La Haute Cour de Banjul devait se prononcer lundi sur la demande de mise en liberté sous caution introduite par Yankuba Touray, qui fait face à une accusation de meurtre.

La Haute Cour de Banjul devait se prononcer lundi sur la demande de mise en liberté sous caution introduite par Yankuba Touray, qui fait face à une accusation de meurtre.

Touray est accusé du meurtre de l’ancien secrétaire d’Etat aux Finances, Ousman Koro Ceesay, qui aurait été assassiné en juin 1995 avec l’utilisation d’un pilon et d’autres armes dangereuses.

Son corps a ensuite été retrouvé calciné dans son véhicule, dans un faubourg des Kombos.

Lieutenant Yankuba Touray était membre du commando qui avait renversé le président Dawda Jawara le 22 juillet 1994.

Au moment des faits qui lui sont reprochés, il était le ministre des Collectivités locales et des Terres.

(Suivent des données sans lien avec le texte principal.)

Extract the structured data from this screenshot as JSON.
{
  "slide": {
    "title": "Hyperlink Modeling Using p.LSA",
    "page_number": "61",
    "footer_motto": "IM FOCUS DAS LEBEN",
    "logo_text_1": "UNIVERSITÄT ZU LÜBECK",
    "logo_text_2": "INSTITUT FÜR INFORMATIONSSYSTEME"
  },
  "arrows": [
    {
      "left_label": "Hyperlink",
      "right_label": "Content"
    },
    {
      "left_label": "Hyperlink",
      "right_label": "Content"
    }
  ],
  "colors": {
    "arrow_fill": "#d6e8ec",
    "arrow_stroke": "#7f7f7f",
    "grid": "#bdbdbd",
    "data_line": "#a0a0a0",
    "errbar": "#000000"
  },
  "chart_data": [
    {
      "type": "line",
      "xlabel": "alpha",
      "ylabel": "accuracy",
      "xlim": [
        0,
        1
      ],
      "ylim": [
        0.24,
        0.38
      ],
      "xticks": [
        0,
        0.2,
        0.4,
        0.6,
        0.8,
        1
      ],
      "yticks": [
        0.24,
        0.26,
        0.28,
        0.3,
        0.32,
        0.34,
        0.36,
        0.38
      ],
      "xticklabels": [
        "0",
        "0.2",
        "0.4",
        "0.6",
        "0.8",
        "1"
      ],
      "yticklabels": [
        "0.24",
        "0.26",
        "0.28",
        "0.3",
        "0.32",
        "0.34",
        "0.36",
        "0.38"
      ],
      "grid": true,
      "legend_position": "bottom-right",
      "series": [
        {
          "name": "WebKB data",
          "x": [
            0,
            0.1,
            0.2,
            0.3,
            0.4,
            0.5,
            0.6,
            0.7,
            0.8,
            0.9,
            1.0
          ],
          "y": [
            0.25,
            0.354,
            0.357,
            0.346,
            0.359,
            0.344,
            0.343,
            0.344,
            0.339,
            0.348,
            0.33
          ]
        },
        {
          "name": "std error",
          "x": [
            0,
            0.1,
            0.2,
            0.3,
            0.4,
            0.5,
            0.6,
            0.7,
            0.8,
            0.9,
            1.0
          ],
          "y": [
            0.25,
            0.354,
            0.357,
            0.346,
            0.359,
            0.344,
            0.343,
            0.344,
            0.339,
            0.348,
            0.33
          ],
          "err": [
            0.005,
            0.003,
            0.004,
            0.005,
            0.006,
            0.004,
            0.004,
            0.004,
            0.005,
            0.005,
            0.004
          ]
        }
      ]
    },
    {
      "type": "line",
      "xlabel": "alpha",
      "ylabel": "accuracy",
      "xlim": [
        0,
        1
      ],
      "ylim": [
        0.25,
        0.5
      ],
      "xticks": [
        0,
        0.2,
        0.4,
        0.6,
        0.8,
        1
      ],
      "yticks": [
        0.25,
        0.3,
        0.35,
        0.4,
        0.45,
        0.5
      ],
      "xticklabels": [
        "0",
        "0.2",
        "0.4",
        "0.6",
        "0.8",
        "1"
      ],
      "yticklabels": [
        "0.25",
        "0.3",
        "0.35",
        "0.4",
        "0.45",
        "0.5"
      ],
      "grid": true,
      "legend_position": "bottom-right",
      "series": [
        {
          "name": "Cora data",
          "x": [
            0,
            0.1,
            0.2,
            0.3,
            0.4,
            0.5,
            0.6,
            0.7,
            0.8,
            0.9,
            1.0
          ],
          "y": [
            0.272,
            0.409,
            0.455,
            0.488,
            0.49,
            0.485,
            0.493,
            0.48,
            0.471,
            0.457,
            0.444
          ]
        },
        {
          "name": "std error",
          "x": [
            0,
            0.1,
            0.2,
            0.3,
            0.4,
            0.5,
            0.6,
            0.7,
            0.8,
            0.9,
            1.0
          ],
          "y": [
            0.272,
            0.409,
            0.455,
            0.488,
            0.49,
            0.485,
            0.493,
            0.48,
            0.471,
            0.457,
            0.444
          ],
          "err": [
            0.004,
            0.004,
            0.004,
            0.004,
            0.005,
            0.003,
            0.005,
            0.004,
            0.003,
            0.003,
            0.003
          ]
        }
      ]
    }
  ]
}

Une bataille de procédures est enclenchée entre la partie civile et les avocats de l’officier à la retraite.

L’avocat Sisoho a déclaré à la cour que la libération sous caution n’était pas accordée pour des infractions telles que la trahison et le meurtre.

«L’accusé devrait être libéré sous caution et le procès devrait commencer la semaine prochaine», a conclu l’avocat Sisoho en remettant à la cour la décision de la Cour suprême faisant autorité.

Dans sa réponse, le procureur général Baa Tambadou a déclaré que l’avocat Sisoho avait mal interprété le jugement de la Cour suprême dans l’affaire concernant l’État et Henry Gabriel.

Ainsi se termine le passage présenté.